Paxil (Paroxetine) Addiction/Abuse
Although SSRIs are most commonly prescribed for the treatment of depression, other applications of the drug include the treatment of social anxiety disorder (SAD), obsessive-compulsive disorder (OCD), post-traumatic stress disorder (PTSD), premenstrual dysphoric disorder (PDD) and generalized anxiety disorder (GAD). Occasionally, doctors will prescribe paroxetine to reduce the severity of hot flashes and night sweats associated with menopause. Serotonin is the primary neurotransmitter that promotes feelings of general well-being. Serotonin only becomes effective when it gets released into the synaptic gap between neurons. Once there, it triggers serotonin receptor sites to reduce feelings of depression. Paroxetine increases the length of time that serotonin spends in the synaptic gap. This is where SSRIs get their name. Paxil delays the reuptake of serotonin so that it spends more time outside of the neurons and acting on serotonin receptors. When first starting to take paroxetine, it’s important to be vigilant for thoughts of suicide. It can take several weeks after first taking paroxetine before it builds up in the body and begins to take effect. This period spent in limbo can be a risky time for some patients. Doctors are aware of the likelihood of suicidal thoughts and are trained to look for signs.
Paxil is not considered to be an addictive substance according to the U.S. government and common medical opinion. Patients who are entering drug or alcohol recovery programs are generally advised to continue taking Paxil throughout the course of their treatment. Withdrawals from paroxetine would only further stress a brain that’s already working hard to reorganize itself in recovery. It’s also common for patients not formerly taking Paxil to have it prescribed when they start a recovery program. Addiction to drugs and alcohol often coincides with mental health disorders like obsessive-compulsive disorder, anxiety, depression and post-traumatic stress disorder. Having paroxetine present in the body can help offset some of the more severe symptoms of withdrawal from opiates, benzodiazepines, alcohol and various other addictive substances.

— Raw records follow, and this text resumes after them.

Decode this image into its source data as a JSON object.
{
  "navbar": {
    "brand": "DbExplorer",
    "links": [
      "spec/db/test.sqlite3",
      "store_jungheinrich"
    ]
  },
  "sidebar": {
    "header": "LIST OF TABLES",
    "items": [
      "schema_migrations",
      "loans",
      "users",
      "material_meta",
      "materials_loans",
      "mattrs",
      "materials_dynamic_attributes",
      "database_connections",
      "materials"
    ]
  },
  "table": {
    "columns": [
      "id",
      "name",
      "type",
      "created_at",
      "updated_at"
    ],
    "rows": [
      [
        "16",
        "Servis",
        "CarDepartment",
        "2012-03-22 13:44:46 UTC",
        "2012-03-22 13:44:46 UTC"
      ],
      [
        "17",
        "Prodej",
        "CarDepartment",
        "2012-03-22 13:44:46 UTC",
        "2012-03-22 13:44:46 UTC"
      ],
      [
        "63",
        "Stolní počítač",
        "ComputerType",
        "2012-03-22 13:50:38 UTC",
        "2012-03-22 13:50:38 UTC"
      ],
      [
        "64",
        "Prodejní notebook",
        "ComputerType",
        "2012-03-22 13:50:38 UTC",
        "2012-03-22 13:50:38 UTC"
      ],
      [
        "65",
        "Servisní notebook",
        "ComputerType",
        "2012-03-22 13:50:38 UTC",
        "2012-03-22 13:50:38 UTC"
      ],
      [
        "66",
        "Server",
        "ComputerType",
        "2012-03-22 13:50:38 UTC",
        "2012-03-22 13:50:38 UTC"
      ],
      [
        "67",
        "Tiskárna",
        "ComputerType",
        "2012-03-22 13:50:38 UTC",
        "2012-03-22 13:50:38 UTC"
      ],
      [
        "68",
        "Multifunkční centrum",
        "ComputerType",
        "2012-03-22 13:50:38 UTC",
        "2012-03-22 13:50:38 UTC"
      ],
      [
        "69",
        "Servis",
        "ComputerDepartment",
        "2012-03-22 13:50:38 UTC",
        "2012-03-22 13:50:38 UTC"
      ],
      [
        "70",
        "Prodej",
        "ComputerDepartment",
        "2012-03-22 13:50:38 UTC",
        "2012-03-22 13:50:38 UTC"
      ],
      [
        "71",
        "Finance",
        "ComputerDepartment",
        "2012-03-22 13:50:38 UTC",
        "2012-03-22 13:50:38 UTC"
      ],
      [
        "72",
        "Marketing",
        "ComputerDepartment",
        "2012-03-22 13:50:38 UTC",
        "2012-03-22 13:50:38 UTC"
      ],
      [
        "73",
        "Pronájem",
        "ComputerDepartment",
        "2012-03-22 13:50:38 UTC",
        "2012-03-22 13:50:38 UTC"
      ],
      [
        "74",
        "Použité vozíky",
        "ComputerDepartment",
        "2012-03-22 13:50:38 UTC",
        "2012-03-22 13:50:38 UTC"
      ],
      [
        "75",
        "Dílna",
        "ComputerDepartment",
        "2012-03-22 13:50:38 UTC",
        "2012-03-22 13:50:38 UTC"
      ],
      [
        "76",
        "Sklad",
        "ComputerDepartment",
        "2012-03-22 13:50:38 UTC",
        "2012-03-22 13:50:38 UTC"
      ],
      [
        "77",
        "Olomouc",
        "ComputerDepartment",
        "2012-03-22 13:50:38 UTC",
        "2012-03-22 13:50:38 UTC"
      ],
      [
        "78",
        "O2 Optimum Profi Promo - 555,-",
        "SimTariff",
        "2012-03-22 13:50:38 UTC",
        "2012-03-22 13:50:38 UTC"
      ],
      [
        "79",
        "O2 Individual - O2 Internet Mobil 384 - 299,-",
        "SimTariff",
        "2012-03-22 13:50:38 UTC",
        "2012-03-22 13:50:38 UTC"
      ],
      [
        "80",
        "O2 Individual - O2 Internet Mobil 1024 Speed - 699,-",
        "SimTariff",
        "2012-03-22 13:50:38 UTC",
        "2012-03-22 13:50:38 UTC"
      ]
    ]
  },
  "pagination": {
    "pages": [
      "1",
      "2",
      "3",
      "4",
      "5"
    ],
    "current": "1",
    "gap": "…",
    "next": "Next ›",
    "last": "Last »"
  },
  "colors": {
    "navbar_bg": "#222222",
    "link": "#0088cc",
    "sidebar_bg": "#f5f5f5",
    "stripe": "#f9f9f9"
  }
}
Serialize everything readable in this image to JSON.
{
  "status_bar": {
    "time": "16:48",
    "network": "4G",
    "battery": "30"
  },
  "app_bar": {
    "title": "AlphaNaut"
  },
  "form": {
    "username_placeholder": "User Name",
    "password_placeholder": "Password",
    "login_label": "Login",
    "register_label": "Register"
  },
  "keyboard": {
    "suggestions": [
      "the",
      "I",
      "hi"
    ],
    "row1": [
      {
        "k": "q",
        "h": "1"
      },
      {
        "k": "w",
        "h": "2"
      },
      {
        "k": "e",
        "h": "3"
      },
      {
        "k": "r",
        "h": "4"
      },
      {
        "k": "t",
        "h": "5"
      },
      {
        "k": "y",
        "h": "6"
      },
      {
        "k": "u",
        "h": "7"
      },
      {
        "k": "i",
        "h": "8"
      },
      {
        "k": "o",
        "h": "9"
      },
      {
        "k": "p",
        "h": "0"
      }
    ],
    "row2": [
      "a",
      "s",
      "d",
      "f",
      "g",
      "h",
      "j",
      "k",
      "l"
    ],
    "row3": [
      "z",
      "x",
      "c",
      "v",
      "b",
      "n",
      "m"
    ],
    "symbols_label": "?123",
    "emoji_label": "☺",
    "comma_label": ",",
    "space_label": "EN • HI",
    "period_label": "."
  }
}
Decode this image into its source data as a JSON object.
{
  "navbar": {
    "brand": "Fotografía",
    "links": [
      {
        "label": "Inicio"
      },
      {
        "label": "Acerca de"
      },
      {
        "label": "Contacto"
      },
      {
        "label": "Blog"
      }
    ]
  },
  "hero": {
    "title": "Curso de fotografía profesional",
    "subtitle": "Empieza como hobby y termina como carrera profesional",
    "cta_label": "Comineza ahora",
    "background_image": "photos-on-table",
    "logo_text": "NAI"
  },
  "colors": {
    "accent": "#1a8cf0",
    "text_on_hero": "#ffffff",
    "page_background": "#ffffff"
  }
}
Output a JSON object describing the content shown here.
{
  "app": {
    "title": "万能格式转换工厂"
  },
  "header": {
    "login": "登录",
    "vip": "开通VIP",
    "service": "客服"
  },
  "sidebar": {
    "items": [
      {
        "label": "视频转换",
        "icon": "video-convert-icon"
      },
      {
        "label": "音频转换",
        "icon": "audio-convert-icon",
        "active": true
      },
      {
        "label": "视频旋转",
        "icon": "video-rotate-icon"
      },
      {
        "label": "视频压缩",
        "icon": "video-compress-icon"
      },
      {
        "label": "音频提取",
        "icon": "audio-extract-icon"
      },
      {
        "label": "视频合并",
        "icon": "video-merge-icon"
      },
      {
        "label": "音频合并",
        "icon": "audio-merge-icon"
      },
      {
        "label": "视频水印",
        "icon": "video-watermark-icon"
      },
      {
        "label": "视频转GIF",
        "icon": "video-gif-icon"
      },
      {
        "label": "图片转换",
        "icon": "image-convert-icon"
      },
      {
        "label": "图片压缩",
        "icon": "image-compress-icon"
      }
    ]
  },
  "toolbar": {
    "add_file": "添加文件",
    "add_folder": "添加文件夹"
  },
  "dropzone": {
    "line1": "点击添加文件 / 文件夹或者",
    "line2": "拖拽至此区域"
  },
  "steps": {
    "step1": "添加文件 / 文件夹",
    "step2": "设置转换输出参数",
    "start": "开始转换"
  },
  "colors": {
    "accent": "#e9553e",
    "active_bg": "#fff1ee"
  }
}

Patients often experience withdrawal-like symptoms upon cessation of use. Paroxetine withdrawals are referred to by the medical community as “discontinuation syndrome” because they’re easily managed with the right strategy. Accidentally missing doses of Paxil can result in insomnia, irritability, dizziness, headache, flu-like symptoms, vertigo, nausea, confusion, anxiety and excessive dreaming. Symptoms of discontinuation syndrome usually begin within 24 to 48 hours after a patient has stopped taking the drug and become the most intense around day five. On average, symptoms cease entirely two to three weeks after stopping treatment. New research suggests that it may take up to 90 days for many individuals to fully adjust to coming off the drug. Factors that influence the duration of this transition include individual body chemistry and how high the dose paroxetine dose had been. Paxil comes in doses ranging from 10 mg to 60 mg. Those taking higher doses tend to experience longer transition times. Persistent suicidal thoughts are a risk factor for cessation just as they are when beginning a paroxetine regimen. This makes it critical that you check in with your doctor regularly and share fluctuations that occur in your mood in real time. Don’t wait several days while symptoms worsen. Withdrawals can be significantly minimized or eliminated by gradually reducing dose quantities over the course of several weeks under the supervision of a doctor. The standard course of treatment for managing withdrawal symptoms is to reintroduce paroxetine and then slowly wean the patient off. Some doctors recommend briefly switching to fluoxetine, another type of SSRI, because it has a shorter half-life and therefore decreases the severity of discontinuation syndrome.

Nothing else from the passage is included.